PatchRefiner: Leveraging Synthetic Data for Real-Domain High-Resolution Monocular Metric Depth Estimation

Zhenyu Li,Shariq Farooq Bhat,Peter Wonka
2024-06-11
Abstract:This paper introduces PatchRefiner, an advanced framework for metric single image depth estimation aimed at high-resolution real-domain inputs. While depth estimation is crucial for applications such as autonomous driving, 3D generative modeling, and 3D reconstruction, achieving accurate high-resolution depth in real-world scenarios is challenging due to the constraints of existing architectures and the scarcity of detailed real-world depth data. PatchRefiner adopts a tile-based methodology, reconceptualizing high-resolution depth estimation as a refinement process, which results in notable performance enhancements. Utilizing a pseudo-labeling strategy that leverages synthetic data, PatchRefiner incorporates a Detail and Scale Disentangling (DSD) loss to enhance detail capture while maintaining scale accuracy, thus facilitating the effective transfer of knowledge from synthetic to real-world data. Our extensive evaluations demonstrate PatchRefiner's superior performance, significantly outperforming existing benchmarks on the Unreal4KStereo dataset by 18.1% in terms of the root mean squared error (RMSE) and showing marked improvements in detail accuracy and consistent scale estimation on diverse real-world datasets like CityScape, ScanNet++, and ETH3D.
Computer Vision and Pattern Recognition
What problem does this paper attempt to address?

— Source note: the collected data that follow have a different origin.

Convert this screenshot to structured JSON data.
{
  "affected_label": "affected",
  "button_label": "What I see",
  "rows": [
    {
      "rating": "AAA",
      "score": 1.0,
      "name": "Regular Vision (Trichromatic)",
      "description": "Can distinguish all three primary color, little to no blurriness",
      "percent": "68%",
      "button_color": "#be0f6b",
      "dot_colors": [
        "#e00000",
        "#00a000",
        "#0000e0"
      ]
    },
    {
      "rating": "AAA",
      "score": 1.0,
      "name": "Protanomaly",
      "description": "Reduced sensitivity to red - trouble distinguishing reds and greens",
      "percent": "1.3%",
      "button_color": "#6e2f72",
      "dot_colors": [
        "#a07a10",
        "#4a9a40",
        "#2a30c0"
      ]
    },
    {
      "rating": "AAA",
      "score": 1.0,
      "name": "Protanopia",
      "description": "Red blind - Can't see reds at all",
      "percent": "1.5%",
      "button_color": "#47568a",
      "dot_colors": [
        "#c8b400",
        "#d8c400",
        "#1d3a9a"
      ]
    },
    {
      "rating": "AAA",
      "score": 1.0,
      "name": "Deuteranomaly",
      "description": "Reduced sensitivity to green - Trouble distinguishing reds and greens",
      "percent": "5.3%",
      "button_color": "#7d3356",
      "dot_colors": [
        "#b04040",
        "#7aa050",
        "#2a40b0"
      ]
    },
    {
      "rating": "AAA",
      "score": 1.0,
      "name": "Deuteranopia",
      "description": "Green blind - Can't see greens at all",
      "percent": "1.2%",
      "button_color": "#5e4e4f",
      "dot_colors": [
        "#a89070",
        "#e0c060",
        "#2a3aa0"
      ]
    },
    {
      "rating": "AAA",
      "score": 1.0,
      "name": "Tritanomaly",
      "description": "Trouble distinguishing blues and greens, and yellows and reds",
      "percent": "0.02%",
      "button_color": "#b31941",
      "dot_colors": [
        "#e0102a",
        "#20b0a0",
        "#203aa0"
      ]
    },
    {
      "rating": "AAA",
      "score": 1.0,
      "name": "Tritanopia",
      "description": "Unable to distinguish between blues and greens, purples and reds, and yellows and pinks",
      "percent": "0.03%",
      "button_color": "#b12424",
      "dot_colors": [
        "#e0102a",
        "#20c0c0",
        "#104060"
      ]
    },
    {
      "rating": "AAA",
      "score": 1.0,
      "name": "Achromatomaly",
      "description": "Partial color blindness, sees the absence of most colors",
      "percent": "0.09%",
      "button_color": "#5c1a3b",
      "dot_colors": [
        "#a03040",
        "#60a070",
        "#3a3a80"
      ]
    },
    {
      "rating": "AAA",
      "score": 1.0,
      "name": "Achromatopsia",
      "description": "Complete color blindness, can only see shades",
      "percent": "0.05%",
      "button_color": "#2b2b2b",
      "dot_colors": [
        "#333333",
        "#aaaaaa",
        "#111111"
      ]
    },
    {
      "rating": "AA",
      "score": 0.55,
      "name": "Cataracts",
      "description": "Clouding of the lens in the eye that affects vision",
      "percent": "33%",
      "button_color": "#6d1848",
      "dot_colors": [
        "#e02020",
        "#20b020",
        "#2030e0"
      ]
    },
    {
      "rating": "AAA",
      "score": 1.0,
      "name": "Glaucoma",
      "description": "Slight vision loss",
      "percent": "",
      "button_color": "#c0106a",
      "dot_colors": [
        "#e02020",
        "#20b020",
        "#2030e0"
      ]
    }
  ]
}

The problem that this paper attempts to solve is the metric depth estimation problem of monocular images in high - resolution real - world scenes. Specifically, the author points out the challenges faced by existing methods when dealing with high - resolution real - domain inputs, including: 1. **Resolution limitations of existing architectures**: Most state - of - the - art depth - estimation architectures have limitations in memory and computational resources when processing high - resolution images. 2. **Scarcity of high - quality real - world depth data**: High - resolution real - world depth datasets are very scarce. Existing datasets are usually of low resolution and often lack ground - truth data, especially near object boundaries. To solve these problems, the author proposes a new framework named PatchRefiner. PatchRefiner improves high - resolution depth estimation in the following ways: - **Tile - based method**: Reconceptualizes the high - resolution depth - estimation task as a refinement process and adopts a tile - based method to handle high - resolution inputs. - **Pseudo - label strategy**: Utilizes synthetic data to generate pseudo - labels to overcome the problem of scarce real - world data. - **Detail - and - Scale - Decoupled Loss (DSD Loss)**: Introduces a new loss function that combines rank supervision and scale invariance, thereby effectively transferring knowledge from synthetic data to real - world data and enhancing the ability to capture details while maintaining scale accuracy. These improvements make PatchRefiner significantly outperform existing methods on multiple benchmark datasets. In particular, on the Unreal4KStereo synthetic dataset, its RMSE is reduced by 18.1% and its REL is reduced by 15.7%. Moreover, it also performs well on real - world datasets such as CityScape, ScanNet++ and ETH3D, significantly improving the accuracy of boundary details and the consistency of scale estimation. In summary, this paper aims to solve the challenges in high - resolution real - domain monocular depth estimation through innovative framework design and loss functions and improve the performance of the model in real - world scenarios.